By Thomas James
Jul 5, 2015
(Acclaimed News) The latest analytical report from Transparency International has revealed that the majority of lobbying meetings involving the European Commissioners and their staff were actually held with corporate managers. The EU declares the number of lobbying meetings it has approximately every six months.
Between December 2014 and June 2015 analysis showed that there were a total of 4,318 meetings declared by the most senior EU officials, and more than 75% of these were with corporate lobbyists. That compared to 18% with NGOs, a mere 4% with various think tanks, and finally 2% with local authorities. Three of the most active lobbyists were Google, General Electric, and Airbus. They all had between 25 and 29 meetings apiece, which is not surprising as Commission decisions could make them billions, or cost them billions. Google and General Electric happen to have two of the largest lobbying budgets in Brussels, both declaring annual budgets of 3.5 million Euros.

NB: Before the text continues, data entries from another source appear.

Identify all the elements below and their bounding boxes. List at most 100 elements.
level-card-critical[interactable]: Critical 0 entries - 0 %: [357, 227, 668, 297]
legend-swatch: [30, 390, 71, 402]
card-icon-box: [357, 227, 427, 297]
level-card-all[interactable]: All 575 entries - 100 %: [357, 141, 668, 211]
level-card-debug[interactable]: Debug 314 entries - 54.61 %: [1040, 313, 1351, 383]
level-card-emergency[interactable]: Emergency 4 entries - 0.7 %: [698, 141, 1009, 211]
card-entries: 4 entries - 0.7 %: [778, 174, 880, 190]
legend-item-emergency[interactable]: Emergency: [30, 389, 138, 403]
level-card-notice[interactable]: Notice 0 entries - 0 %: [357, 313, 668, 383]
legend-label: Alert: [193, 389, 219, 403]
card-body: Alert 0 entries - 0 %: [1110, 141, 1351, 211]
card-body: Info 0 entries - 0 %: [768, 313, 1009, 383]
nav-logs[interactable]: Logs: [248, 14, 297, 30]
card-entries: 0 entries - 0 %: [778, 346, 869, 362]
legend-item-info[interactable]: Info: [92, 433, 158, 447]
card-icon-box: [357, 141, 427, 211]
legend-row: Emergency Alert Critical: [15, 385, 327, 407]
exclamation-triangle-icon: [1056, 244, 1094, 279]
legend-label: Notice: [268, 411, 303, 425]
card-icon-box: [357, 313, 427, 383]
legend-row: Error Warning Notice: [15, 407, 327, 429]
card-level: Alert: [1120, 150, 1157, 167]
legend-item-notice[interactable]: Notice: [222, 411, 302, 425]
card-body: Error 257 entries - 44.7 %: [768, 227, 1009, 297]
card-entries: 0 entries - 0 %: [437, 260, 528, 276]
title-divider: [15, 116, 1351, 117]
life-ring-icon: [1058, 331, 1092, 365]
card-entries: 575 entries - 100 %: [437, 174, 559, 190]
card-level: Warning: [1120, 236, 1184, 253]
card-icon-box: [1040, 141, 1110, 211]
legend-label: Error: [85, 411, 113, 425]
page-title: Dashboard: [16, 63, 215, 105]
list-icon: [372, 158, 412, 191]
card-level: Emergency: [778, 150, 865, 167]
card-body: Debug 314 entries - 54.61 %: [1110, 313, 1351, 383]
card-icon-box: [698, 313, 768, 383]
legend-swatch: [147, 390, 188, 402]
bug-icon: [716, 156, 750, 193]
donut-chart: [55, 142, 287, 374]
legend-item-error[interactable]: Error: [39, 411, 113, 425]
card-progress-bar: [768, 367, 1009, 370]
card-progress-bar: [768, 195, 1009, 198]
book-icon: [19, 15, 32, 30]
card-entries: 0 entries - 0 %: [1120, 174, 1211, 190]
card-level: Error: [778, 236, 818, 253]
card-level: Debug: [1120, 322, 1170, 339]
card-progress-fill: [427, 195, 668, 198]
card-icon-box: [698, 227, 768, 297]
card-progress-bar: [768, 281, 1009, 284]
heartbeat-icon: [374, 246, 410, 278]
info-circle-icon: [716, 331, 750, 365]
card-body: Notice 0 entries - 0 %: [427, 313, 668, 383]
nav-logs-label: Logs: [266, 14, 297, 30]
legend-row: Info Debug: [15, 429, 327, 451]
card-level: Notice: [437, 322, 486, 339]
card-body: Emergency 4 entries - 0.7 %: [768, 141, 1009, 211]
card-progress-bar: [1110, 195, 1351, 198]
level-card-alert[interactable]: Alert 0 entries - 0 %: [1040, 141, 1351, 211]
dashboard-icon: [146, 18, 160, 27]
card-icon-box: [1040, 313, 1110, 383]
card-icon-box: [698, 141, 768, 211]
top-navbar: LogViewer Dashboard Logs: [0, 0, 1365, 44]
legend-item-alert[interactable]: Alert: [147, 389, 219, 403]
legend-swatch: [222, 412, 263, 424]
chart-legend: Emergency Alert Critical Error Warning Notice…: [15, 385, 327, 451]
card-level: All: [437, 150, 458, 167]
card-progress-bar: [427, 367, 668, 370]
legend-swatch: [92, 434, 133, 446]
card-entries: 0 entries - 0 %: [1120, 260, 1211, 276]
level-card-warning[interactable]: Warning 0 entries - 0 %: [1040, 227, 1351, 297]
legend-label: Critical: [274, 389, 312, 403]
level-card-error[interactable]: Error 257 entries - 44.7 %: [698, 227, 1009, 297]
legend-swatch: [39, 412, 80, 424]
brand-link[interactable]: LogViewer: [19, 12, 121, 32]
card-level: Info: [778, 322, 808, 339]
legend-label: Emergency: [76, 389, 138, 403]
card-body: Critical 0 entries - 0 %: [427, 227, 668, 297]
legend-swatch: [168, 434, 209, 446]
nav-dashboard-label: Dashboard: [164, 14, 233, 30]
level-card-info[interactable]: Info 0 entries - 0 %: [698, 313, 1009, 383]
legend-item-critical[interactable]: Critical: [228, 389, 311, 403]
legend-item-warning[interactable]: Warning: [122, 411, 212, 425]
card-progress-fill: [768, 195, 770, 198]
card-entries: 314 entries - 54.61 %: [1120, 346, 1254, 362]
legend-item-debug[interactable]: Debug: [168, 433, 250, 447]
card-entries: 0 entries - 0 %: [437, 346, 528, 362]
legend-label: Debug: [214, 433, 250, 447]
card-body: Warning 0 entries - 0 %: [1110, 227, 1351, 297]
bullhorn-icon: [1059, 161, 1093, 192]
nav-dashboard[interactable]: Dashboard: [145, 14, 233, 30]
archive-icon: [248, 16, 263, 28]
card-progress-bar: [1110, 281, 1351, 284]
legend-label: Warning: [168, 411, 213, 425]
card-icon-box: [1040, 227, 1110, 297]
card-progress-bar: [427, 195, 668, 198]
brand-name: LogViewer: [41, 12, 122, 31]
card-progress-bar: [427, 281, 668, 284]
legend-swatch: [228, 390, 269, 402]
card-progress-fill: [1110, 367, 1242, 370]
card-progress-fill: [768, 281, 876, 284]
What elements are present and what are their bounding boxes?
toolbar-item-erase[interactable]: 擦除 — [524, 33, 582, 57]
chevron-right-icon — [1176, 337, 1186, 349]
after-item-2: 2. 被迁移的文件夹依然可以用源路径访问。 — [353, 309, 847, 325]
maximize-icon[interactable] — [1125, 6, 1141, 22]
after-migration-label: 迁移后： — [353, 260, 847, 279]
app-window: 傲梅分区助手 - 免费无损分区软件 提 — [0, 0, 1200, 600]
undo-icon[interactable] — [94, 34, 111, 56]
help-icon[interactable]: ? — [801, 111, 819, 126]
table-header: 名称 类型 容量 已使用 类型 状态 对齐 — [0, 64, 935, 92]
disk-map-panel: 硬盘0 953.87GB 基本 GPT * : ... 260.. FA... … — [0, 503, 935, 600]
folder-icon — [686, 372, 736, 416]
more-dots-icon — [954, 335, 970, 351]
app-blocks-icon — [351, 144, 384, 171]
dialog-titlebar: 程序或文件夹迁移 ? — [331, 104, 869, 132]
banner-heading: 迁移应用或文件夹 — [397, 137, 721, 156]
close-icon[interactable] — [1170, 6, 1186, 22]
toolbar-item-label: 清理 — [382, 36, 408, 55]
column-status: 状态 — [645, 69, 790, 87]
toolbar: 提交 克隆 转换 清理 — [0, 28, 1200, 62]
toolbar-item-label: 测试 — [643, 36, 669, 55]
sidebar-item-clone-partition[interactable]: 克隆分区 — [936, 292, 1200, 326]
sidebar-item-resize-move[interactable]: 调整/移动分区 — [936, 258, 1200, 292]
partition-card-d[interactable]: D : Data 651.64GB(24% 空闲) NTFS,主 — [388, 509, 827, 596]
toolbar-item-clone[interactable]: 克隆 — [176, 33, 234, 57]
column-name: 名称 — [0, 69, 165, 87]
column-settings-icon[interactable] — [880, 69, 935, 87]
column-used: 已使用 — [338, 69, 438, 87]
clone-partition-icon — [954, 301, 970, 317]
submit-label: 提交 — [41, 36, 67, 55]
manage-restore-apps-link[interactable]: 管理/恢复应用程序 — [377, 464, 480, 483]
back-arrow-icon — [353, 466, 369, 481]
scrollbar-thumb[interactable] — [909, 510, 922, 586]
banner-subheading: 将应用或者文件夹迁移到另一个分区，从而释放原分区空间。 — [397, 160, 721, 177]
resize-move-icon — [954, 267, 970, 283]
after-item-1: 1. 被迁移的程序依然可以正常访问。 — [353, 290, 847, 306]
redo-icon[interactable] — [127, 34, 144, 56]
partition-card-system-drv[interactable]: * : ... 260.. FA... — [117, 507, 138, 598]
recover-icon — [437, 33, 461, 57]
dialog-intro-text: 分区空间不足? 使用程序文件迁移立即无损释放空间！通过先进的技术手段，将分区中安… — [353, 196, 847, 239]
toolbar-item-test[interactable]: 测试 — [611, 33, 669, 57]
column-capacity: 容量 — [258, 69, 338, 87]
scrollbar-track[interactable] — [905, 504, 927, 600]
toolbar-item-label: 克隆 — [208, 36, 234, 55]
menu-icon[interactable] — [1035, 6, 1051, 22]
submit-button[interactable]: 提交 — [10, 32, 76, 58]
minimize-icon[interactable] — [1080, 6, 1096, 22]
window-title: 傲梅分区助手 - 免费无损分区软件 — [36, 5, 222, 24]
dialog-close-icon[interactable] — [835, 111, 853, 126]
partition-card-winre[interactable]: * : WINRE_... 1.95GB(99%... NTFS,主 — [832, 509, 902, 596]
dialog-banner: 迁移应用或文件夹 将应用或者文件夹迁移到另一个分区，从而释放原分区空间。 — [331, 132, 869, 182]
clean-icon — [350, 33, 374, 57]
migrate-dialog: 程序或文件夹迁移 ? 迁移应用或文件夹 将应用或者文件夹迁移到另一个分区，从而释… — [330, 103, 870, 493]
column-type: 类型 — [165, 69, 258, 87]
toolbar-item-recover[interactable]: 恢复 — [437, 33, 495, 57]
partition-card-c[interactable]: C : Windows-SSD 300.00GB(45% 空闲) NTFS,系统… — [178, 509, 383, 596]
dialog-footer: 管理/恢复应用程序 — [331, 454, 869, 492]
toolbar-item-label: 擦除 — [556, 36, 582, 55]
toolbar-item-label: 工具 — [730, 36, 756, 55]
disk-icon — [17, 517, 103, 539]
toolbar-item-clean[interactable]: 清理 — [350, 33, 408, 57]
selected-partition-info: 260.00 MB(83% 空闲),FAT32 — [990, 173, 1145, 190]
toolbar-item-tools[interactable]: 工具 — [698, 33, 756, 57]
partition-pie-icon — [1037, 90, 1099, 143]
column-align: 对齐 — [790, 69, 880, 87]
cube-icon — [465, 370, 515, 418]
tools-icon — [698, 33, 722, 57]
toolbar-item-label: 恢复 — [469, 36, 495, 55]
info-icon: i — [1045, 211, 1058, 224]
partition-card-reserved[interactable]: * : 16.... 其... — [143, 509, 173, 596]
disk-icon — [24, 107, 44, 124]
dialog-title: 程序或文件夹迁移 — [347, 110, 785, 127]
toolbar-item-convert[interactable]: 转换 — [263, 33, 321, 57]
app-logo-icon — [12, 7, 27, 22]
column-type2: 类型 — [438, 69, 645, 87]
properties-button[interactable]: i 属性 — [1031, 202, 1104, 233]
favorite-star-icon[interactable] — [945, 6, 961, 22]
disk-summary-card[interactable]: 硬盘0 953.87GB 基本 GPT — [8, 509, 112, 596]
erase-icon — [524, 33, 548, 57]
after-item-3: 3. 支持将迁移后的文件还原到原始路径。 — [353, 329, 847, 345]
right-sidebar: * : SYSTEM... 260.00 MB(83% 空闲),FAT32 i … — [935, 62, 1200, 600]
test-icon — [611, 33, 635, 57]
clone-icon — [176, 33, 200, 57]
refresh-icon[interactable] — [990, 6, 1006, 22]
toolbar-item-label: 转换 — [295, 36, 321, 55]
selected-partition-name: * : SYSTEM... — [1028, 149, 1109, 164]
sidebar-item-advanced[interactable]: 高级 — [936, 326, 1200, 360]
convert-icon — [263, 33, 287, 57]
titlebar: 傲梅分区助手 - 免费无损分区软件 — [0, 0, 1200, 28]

Compared to the US for example the EU declaration of lobbying interests is really lax, and relatively recent too. Despite the introduction of the Transparency Register lobbyists do not have to declare anything if they do not wish to.
Some of the biggest lobbying consultants and firms have refused to register or co-operate with the Transparency Register. Lawyers, lobbyists, and companies do not have to belong to the register, and they can declare whatever they want to declare to the EU. One leading lobbyist in Brussels, Daniel Gueguen stated to New Europe that “the whole thing is useless.”
There have been 7,908 organisations, which have signed up to the Transparency Register, 4,879 of these seek to change, or influence the political decisions made by the EU in the interests of the companies they represent. With budgets of 4.5 – 5 million Euros for lobbying, Exxon, Shell, and Microsoft are the three companies that spend the most money in Brussels every year.
Figures from the first six months of the register indicate that there is a strong link between how much money a company spends on lobbying and how many meetings it can expect, particularly in relation to finance, information technology, and energy sectors.
It is apparent from the figures that the lobbyists representing the bigger corporations are more likely to meet the EU commissioner or official by themselves. The small community groups from civil society are more likely to end up in larger round table groups. Contrast that with the larger NGOs such as Greenpeace that grab the lions’ share of meetings with the commissioners in the portfolios closest to their interests such as energy.
The available data is only the tip of the iceberg, as only 1% of the EU Commission is shown (the 99% below the top is hidden) and only a fifth of the registered lobbyists have had their meetings declared. In other words the meetings that 80% of the 7,821 registered organisations that have meetings in Brussels are not recorded. This includes the EU team and the lobbyists involved in framing the free trade TPP with the US.
Whilst issuing figures about the meetings that the most important EU Commissioners and officials is a start it is still a long way short of the full transparency that some parts of the media and groups like Transparency International EU. Their Director, Carl Dolan argues that the current scheme needs to cover all the parts of the EU so that the public can have greater confidence that everything is being declared. Until that happens it will not be surprising that not all the public trusts the decisions made by the EU.
Whilst being on the register remains voluntary Dolan argued that some of the largest lobbying legal firms with Brussels offices will avoid signing up to it. Transparency International EU stated that firms like Clifford Chase and Sidley Austin were registered in Washington DC because it is mandatory to do so but not in Brussels.
Even the firms and the lobbyists that are on the register do not have to disclose information. They can declare as much, or as little as they chose to do so. For instance, many of the main European and global banking firms are registered yet never provide details of their meetings, or which Commissioners they have met.
Clearly whilst the Transparency Register is a start of gaining information about the lobbying of the EU, it is a very limited one. For the moment it would seem that the data obtained will be limited in scope, and it’s accuracy open to considerable levels of doubt.